The net is closing, it seems, in areas of securities, insurance and banking.  The EU Financial Instruments Markets Directive, adopted  and in force since April 2004, must be implemented by EU member states by 30th April 2006.  Essentially, investment firms must take all reasonable steps to obtain, when executing orders, the best possible results for their clients, taking into account price, costs, speed, likelihood of execution and settlement, size and nature or any other consideration relevant to the execution of the order.  This is the way they must conduct business from April 2006.  By another name, it is a means of fighting security fraud.  It means that companies offering securities for sale must tell the public the truth about their businesses, the securities they are selling and the risks involved in investing.

 

This Directive interacts with the EU Market Abuse Directive 2003/6/EC.  The UK’s Criminal Justice Act 1993 and Financial Services and Markets Act 2000 are not adequate to meet the new obligations of whistle-blowing in respect of authorised persons who arrange or execute a transaction in financial instruments. The UK Treasury and the Financial Services Authority, FSA, propose legislative and rule book changes, including compulsory whistle-blowing, by April 2005 with civil implementation instead of criminal.

 

Market abuse can be argued to be a risk of detriment to the general public and any directors found guilty of such market abuse should be disqualified under section 8 of the Directors Disqualification Act 1986, blunt instrument this may be.  The company could be restrained from engaging in the specified business activity or restrained from carrying out all or part of its business activity which breaches the FSA proposed market abuse rules from 2005.  This is arguably more expedient in the public interest., ie. cut the cancer out before it spreads or let it be an example to others.  This could be imposed as well as the proposed FSA fine.  It can be argued that a fine would just be factored into the company’s administrative costs and relayed back to the public.

 

Since this is a public interest matter, and with pensions mis-selling fresh in the public’s mind, are the meetings to agree the FSA rule changes going to be open to the public and the news media ?  Will the civil actions of the FSA include the return of illegal profits ?  What sanctions will there be for persons who repeatedly violate such new rules?  What provisions will be made to ensure the professional security of the whistle-blowers in these situations ?  Will the whistle-blowers be compelled to give evidence, or will their suspicions be anonymous?
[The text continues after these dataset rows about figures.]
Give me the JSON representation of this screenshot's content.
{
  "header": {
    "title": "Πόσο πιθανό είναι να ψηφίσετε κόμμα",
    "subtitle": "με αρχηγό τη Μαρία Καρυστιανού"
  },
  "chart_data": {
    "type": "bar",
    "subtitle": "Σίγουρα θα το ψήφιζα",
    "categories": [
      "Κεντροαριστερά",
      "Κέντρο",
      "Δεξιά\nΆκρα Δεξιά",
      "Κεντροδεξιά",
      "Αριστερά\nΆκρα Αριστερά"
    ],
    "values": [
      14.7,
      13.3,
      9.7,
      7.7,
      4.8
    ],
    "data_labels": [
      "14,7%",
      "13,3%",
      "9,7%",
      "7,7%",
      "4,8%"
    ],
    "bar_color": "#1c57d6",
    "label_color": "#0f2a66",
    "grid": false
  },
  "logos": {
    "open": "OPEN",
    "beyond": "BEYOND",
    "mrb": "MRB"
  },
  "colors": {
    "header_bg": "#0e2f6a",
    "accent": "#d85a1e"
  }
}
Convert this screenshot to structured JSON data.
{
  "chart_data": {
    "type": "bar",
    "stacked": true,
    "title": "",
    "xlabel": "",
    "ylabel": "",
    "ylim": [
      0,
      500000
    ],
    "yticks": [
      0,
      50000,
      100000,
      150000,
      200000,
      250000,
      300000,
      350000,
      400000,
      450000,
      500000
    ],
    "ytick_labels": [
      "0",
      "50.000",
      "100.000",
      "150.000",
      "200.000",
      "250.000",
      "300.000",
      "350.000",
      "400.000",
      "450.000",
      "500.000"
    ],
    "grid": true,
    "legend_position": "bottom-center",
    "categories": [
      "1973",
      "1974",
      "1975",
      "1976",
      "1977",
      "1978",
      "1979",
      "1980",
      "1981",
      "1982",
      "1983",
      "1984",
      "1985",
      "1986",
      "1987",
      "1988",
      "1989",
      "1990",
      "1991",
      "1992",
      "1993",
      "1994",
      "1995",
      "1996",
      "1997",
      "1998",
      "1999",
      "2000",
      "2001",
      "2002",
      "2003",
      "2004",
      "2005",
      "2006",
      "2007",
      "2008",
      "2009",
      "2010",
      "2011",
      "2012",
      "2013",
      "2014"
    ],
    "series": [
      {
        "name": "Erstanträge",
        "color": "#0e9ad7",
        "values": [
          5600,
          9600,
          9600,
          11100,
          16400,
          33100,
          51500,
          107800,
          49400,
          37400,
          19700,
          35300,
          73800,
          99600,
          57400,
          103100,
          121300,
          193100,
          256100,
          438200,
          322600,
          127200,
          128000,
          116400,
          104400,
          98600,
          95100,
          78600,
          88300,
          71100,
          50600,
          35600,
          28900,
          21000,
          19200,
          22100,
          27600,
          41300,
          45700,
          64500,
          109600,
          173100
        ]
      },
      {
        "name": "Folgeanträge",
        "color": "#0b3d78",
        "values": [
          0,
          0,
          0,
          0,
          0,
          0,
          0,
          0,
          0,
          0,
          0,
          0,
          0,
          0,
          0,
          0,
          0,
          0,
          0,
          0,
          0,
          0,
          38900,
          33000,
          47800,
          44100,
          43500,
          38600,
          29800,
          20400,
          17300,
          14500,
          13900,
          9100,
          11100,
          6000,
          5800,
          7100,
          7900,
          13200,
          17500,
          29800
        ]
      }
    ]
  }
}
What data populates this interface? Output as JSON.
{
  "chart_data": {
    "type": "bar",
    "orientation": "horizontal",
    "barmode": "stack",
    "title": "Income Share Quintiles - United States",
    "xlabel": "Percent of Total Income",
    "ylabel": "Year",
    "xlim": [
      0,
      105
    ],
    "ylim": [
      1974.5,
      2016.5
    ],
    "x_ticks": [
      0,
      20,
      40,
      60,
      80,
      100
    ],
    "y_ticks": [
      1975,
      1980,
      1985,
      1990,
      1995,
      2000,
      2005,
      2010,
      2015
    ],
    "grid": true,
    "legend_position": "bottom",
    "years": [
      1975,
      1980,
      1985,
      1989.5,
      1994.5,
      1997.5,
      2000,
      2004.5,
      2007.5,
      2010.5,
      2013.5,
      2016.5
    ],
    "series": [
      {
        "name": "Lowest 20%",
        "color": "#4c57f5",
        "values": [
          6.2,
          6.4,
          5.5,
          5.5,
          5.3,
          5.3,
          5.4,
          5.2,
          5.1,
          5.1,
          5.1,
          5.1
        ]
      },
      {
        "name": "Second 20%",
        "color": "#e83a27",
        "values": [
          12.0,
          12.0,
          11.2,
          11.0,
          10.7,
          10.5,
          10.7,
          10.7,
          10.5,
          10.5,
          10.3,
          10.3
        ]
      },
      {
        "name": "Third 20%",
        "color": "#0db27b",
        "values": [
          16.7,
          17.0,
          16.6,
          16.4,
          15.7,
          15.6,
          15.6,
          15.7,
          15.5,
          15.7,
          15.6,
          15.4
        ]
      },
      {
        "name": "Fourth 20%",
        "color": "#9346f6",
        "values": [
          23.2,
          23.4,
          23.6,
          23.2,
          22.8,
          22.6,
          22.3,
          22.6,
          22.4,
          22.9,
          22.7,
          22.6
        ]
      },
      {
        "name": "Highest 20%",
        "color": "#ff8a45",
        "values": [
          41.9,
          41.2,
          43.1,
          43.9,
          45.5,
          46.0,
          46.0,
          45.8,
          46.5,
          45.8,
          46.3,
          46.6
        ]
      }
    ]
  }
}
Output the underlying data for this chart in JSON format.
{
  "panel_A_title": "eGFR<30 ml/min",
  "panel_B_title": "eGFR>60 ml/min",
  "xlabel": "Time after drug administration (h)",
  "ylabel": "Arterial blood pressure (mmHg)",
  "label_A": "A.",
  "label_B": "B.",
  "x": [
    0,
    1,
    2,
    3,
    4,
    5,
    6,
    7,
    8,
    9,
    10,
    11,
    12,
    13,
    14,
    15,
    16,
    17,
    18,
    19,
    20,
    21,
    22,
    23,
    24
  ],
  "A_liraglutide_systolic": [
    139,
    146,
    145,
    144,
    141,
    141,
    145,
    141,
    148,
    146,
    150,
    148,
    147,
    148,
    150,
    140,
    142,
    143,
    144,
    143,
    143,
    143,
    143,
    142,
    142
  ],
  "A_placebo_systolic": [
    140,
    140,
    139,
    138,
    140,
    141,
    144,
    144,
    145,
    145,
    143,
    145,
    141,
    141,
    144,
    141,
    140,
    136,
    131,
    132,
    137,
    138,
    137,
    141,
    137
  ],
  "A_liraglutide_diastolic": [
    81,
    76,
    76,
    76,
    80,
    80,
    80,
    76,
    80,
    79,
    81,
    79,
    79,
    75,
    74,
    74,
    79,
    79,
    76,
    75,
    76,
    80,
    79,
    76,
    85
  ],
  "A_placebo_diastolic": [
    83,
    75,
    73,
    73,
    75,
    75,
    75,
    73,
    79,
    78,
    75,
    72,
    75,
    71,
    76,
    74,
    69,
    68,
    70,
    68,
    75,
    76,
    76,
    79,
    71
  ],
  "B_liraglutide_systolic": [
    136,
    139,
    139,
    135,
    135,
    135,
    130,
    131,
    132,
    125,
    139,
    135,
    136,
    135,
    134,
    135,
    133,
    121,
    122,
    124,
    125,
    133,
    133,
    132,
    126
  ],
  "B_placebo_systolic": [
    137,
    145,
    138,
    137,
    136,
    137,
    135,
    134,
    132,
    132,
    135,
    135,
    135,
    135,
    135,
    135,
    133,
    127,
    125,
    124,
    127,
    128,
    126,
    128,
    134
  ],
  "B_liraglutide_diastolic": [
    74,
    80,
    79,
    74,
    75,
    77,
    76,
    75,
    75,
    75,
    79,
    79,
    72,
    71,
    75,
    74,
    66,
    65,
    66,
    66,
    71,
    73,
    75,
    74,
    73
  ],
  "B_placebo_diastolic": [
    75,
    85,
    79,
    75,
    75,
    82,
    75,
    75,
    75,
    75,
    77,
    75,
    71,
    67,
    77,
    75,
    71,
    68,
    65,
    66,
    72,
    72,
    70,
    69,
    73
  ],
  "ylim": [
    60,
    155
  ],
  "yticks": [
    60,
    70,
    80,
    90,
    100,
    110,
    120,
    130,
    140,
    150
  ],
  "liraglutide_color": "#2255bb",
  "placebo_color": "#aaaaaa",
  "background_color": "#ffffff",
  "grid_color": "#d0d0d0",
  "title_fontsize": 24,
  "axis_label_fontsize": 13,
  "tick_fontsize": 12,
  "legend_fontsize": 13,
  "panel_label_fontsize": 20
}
What is the written criteria for whistle-blowing ? Will the FSA advertise a list of all companies found deficient and discovered through periodic inspections, complaints and whistle-blowing ? Will the FSA report to the public which companies were found to have breached these new market abuse rules, the nature of the breach, the value of the breach and the sanctions imposed ?

 

The FSA must make clear the way in which this compulsory whistle-blowing on market abuse will operate  with stated criteria for whistle-blowing, safeguards for whistle-blowers as well as clear criteria on what are valid suspicions, what will be treated as malicious, and what sort of whistle-blowing might constitute anti-competitive practices.  This would save time, money and unnecessary business disruption by weeding out non-credible allegations as soon as the whistle-blowing occurs.

 

Finally, defamation issues must be mentioned.  Will the Public Interest Disclosure Act 1998 protect market abuse whistle-blowers or can they be sued for defamation?  Is the FSA a “prescribed person” under the Public Interest Disclosure Act 1998?  Defamation cases are extremely expensive to defend and are not covered by professional indemnity insurance.